Relying on one or two distressingly attractive, semicompetent young women fresh out of art school who earn extra spending money through sitter work. Learning to have more sitters. To have a list of backups. To juggle their schedules. The girls are always looking for a real job, counting down the days to some internship, nurturing a relationship with his daughter but, as the job continues, showing up later and later. Doe wide-eyed, listening as Oliver explains still another departure; Doe’s eyes not as wide, the child becoming accustomed to this whole attachment-abandonment cycle: you trust people, you believe in them, they leave, you have no control.
Another tantrum; constantly determined to show that her will is greater than his; overturning her chocolate milk. From the other booths around him come the stares, men who’ve brought their young children to this diner at nine o’clock on a Saturday morning — hoping to kill some clock this long weekend day. Faces entering the first pangs of middle age. As they watch Doe’s meltdown, each man shows a certain sympathy, but also betrays something else. Coming from a place deeper than sympathy: a terror that is pure, whole.

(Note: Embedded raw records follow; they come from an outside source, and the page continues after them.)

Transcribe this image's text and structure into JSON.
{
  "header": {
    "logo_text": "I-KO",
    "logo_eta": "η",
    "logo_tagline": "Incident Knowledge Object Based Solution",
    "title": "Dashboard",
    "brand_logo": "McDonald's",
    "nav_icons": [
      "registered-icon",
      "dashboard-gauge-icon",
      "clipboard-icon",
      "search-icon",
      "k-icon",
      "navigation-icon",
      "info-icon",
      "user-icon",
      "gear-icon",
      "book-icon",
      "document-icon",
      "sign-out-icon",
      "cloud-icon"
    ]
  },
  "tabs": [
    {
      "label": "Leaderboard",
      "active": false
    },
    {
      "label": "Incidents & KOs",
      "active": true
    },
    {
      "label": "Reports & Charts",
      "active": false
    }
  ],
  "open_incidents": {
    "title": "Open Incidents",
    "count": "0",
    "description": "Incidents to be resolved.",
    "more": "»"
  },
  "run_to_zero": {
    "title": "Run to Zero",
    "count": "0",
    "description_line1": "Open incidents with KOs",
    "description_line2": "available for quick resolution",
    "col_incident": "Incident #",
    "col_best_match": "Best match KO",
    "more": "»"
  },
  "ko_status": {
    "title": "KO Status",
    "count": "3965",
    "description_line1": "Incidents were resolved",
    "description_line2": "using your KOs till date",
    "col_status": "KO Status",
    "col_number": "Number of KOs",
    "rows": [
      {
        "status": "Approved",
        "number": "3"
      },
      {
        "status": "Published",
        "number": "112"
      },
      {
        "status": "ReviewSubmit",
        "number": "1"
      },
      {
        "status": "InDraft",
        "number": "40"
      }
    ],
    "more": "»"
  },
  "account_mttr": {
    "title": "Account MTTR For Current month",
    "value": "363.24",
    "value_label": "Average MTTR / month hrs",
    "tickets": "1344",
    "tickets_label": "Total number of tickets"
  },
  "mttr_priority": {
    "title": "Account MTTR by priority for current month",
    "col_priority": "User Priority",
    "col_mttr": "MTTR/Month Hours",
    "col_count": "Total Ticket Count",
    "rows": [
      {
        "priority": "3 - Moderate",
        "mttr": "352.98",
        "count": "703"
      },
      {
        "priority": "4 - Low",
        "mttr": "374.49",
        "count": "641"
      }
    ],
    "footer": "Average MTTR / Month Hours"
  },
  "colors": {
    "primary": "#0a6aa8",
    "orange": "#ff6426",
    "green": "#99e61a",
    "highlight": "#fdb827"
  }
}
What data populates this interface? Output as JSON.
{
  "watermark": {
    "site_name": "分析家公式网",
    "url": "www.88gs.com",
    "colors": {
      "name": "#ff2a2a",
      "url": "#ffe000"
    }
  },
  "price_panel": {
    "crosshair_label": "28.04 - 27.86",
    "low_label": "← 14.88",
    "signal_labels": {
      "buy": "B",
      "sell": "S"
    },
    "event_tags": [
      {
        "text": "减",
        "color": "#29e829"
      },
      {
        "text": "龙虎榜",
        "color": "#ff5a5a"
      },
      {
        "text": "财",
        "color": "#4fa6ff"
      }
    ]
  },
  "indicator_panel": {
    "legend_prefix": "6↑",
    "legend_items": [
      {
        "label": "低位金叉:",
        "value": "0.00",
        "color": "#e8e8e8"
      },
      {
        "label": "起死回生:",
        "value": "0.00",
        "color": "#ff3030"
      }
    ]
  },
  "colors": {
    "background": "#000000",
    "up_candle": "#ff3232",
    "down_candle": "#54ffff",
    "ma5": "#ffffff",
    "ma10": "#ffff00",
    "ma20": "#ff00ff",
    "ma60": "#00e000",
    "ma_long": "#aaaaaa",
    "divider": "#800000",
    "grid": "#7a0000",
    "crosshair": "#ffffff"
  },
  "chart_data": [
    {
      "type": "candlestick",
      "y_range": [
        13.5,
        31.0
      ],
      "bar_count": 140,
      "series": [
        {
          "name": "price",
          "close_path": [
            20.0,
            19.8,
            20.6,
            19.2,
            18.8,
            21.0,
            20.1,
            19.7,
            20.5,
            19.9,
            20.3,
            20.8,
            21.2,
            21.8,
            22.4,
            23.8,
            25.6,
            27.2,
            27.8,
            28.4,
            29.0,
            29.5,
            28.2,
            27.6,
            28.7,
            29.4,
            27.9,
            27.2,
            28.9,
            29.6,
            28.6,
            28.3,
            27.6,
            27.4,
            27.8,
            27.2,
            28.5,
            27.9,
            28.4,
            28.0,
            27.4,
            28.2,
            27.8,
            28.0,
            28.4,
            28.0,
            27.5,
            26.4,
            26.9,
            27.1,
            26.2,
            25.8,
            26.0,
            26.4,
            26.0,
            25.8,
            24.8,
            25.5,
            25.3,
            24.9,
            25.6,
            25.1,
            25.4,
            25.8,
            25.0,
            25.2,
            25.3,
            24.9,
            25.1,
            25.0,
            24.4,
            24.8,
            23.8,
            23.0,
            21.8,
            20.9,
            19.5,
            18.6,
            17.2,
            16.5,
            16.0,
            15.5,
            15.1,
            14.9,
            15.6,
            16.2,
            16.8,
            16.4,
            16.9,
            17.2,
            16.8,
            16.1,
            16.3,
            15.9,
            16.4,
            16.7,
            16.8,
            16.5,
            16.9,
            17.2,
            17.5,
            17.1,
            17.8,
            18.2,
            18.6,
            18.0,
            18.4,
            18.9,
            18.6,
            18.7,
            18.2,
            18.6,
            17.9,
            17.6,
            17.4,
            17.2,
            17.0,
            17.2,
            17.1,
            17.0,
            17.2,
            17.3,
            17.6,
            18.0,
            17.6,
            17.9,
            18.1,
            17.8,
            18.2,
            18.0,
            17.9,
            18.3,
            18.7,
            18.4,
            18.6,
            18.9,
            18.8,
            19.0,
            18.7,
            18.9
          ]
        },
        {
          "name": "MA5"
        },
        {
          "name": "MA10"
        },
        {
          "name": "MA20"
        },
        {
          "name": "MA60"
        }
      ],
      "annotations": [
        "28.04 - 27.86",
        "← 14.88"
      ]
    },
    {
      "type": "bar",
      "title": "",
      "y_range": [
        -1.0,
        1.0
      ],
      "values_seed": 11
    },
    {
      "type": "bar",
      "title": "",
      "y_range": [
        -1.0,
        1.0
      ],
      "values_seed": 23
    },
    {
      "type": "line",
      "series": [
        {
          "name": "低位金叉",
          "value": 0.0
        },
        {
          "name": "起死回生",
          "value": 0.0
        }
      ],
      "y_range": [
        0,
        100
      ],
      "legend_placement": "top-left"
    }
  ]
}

But a learning curve can also work for adults, and Oliver moves from the overmatched griever, lashing back at the other diners with a look of vehemence ( What do you want? I had this thrust upon me. That’s a different animal from your divorce ). He ferments into the panicky uptight dad who jerks across the table and lifts his daughter too hard, scaring her, What did you do now? Look at this. Jesus, Doe. He becomes the beaten man with his face in his hands, listening to his girl cry and wishing so hard that he could disappear. And then he survives, evolves: lifting his daughter out of the path of the pool of milk so her clothes don’t get more muddied; pulling more napkins from the holder, telling her it is fine, and wiping away the mess.
And that name, yet again, always that name. The child falls and cries and says it. She doesn’t get the desired amount of sprinkles on her donut and blubbers , I want Mama . She doesn’t want to clean up her toys, Mama. Wants to stay in the playground longer, I want Mama. Wants to play yet another imaginative game with her classmates where they are the brothers and sisters, and who is she? Mommy Mommy.
And then he’s survived until that sweet soft-ice-cream-pleasant and best time of the night, when they are in bed together and she is comfy under the comforter and flirty and loving toward him, gazing at him with what seems unabated love, paying attention to stories and pulling on his ear with affection. He’s read two full stories and she’s rubbing at her eyes with her little hands and it is time for lights-out, that part of the evening where he knows it will start.